8 février 2018 | Mise à jour le 9 février 2018
Au cœur de la Bibliothèque publique d'information (BPI) du Centre Pompidou, chaque vendredi soir, sont accueillies des personnes de tous horizons, désireuses de parler français. Venu d'Autriche, Bernhard Braunstein a fréquenté cet atelier de conversation, devenu sujet de film.
La BPI est l'un des rares lieux parisiens où l'on peut encore entrer librement, sans carte d'accès ni formalités.
En son sein, une sorte de case vitrée, une bulle où des chaises rouges sont disposées en cercle. C'est l'Atelier de conversation. Pendant qu'alentour près de 4000 personnes étudient, lisent ou sont simplement venues se réchauffer, une quinzaine de personnes de toutes origines géographiques et sociales se retrouvent ici pendant une heure pour améliorer leur français, mais aussi pour rompre l'isolement qu'implique la langue quand elle constitue un obstacle.
Un animateur/modérateur demande à chacun de se présenter puis lance un sujet de conversation : les stéréotypes que chacun peut avoir sur un pays et ses habitants. Une jeune Chinoise dit qu'elle n'a jamais mangé de chien, un Britannique qu'on lui avait dit que les Français passaient leur temps à faire grève, à fumer et boire, et, venu d'Afghanistan, un jeune précise qu'être afghan n'est pas synonyme d'être terroriste.
Des étudiants en écoles de commerce côtoient des demandeurs d'asile, une jeune mariée voisine avec un retraité. Exilés de longue ou de fraîche date, aux parcours bien différents tous conversent avec seule règle « parler uniquement français pendant une heure ». Malgré un dispositif cinématographique qui pourrait sembler austère ou intimidant, la parole prend vite son envol et circule. Chacun à son niveau, et sans que l'animateur ne reprenne ou ne corrige, l'échange se fait assez naturellement, car tous ont en partage ce même besoin : communiquer.
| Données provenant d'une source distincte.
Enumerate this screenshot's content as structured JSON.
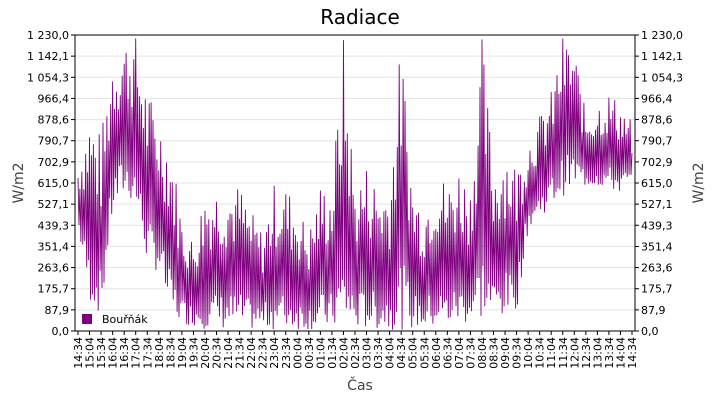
{
  "chart_data": {
    "type": "line",
    "title": "Radiace",
    "xlabel": "Čas",
    "ylabel": "W/m2",
    "ylabel_right": "W/m2",
    "ylim": [
      0,
      1230
    ],
    "y_ticks": [
      "0,0",
      "87,9",
      "175,7",
      "263,6",
      "351,4",
      "439,3",
      "527,1",
      "615,0",
      "702,9",
      "790,7",
      "878,6",
      "966,4",
      "1 054,3",
      "1 142,1",
      "1 230,0"
    ],
    "x_ticks": [
      "14:34",
      "15:04",
      "15:34",
      "16:04",
      "16:34",
      "17:04",
      "17:34",
      "18:04",
      "18:34",
      "19:04",
      "19:34",
      "20:04",
      "20:34",
      "21:04",
      "21:34",
      "22:04",
      "22:34",
      "23:04",
      "23:34",
      "00:04",
      "00:34",
      "01:04",
      "01:34",
      "02:04",
      "02:34",
      "03:04",
      "03:34",
      "04:04",
      "04:34",
      "05:04",
      "05:34",
      "06:04",
      "06:34",
      "07:04",
      "07:34",
      "08:04",
      "08:34",
      "09:04",
      "09:34",
      "10:04",
      "10:34",
      "11:04",
      "11:34",
      "12:04",
      "12:34",
      "13:04",
      "13:34",
      "14:04",
      "14:34"
    ],
    "grid": true,
    "legend_position": "bottom-left",
    "series": [
      {
        "name": "Bouřňák",
        "color": "#800080",
        "values": [
          {
            "t": "14:34",
            "lo": 420,
            "hi": 700
          },
          {
            "t": "15:04",
            "lo": 120,
            "hi": 930
          },
          {
            "t": "15:34",
            "lo": 60,
            "hi": 820
          },
          {
            "t": "16:04",
            "lo": 480,
            "hi": 1180
          },
          {
            "t": "16:34",
            "lo": 560,
            "hi": 1230
          },
          {
            "t": "17:04",
            "lo": 520,
            "hi": 1230
          },
          {
            "t": "17:34",
            "lo": 280,
            "hi": 1010
          },
          {
            "t": "18:04",
            "lo": 240,
            "hi": 900
          },
          {
            "t": "18:34",
            "lo": 60,
            "hi": 800
          },
          {
            "t": "19:04",
            "lo": 30,
            "hi": 480
          },
          {
            "t": "19:34",
            "lo": 20,
            "hi": 380
          },
          {
            "t": "20:04",
            "lo": 8,
            "hi": 600
          },
          {
            "t": "20:34",
            "lo": 5,
            "hi": 615
          },
          {
            "t": "21:04",
            "lo": 5,
            "hi": 615
          },
          {
            "t": "21:34",
            "lo": 5,
            "hi": 615
          },
          {
            "t": "22:04",
            "lo": 5,
            "hi": 500
          },
          {
            "t": "22:34",
            "lo": 5,
            "hi": 420
          },
          {
            "t": "23:04",
            "lo": 5,
            "hi": 615
          },
          {
            "t": "23:34",
            "lo": 5,
            "hi": 615
          },
          {
            "t": "00:04",
            "lo": 5,
            "hi": 530
          },
          {
            "t": "00:34",
            "lo": 5,
            "hi": 420
          },
          {
            "t": "01:04",
            "lo": 5,
            "hi": 615
          },
          {
            "t": "01:34",
            "lo": 5,
            "hi": 615
          },
          {
            "t": "02:04",
            "lo": 5,
            "hi": 1230
          },
          {
            "t": "02:34",
            "lo": 5,
            "hi": 615
          },
          {
            "t": "03:04",
            "lo": 5,
            "hi": 700
          },
          {
            "t": "03:34",
            "lo": 5,
            "hi": 615
          },
          {
            "t": "04:04",
            "lo": 5,
            "hi": 615
          },
          {
            "t": "04:34",
            "lo": 5,
            "hi": 1230
          },
          {
            "t": "05:04",
            "lo": 5,
            "hi": 615
          },
          {
            "t": "05:34",
            "lo": 5,
            "hi": 530
          },
          {
            "t": "06:04",
            "lo": 8,
            "hi": 700
          },
          {
            "t": "06:34",
            "lo": 15,
            "hi": 615
          },
          {
            "t": "07:04",
            "lo": 25,
            "hi": 700
          },
          {
            "t": "07:34",
            "lo": 30,
            "hi": 615
          },
          {
            "t": "08:04",
            "lo": 40,
            "hi": 1230
          },
          {
            "t": "08:34",
            "lo": 50,
            "hi": 700
          },
          {
            "t": "09:04",
            "lo": 60,
            "hi": 800
          },
          {
            "t": "09:34",
            "lo": 80,
            "hi": 700
          },
          {
            "t": "10:04",
            "lo": 420,
            "hi": 800
          },
          {
            "t": "10:34",
            "lo": 470,
            "hi": 900
          },
          {
            "t": "11:04",
            "lo": 520,
            "hi": 1000
          },
          {
            "t": "11:34",
            "lo": 560,
            "hi": 1230
          },
          {
            "t": "12:04",
            "lo": 590,
            "hi": 1200
          },
          {
            "t": "12:34",
            "lo": 600,
            "hi": 900
          },
          {
            "t": "13:04",
            "lo": 600,
            "hi": 960
          },
          {
            "t": "13:34",
            "lo": 580,
            "hi": 1000
          },
          {
            "t": "14:04",
            "lo": 570,
            "hi": 950
          },
          {
            "t": "14:34",
            "lo": 600,
            "hi": 880
          }
        ]
      }
    ]
  }
}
Les opinions peuvent être différentes, mais l'écoute est attentive, à la forme, mais aussi sur le fond. Car les thématiques abordées sont vastes : inégalités, guerres, peur, insécurité, individualisme, isolement, rapports femmes/hommes et amour. On devine des histoires rudes, car tous n'ont pas quitté leur pays de leur plein gré, et souvent l'émotion affleure ou déborde. Fou rire, tristesse, et même colère lorsqu'un des participants hausse le ton en un débordement de souffrance inexprimée, on vient ici chercher un peu de chaleur humaine où la parole échangée tient sa belle place.
À travers ce portrait de groupe, une grande partie de la planète a rendez-vous et va échanger bien plus que du vocabulaire. Apprendre et rompre l'isolement est la double motivation des participants, enfermés jusqu'alors dans une incommunicabilité qui accentuait encore la douleur de leur déracinement.
Sans fioritures, la caméra s'échappe parfois du huis clos de cet arbre à palabres d'un nouveau genre pour un petit tour dans la bibliothèque où se croisent tant d'autres mondes et d'autres attentes. Et le soir, après la fermeture de la BPI, un autre clivage apparaît aussi quand nettoyeurs noirs et bibliothécaires blanches s'activent pour que le lendemain, ce microcosme redevienne lieu d'accueil pour tous.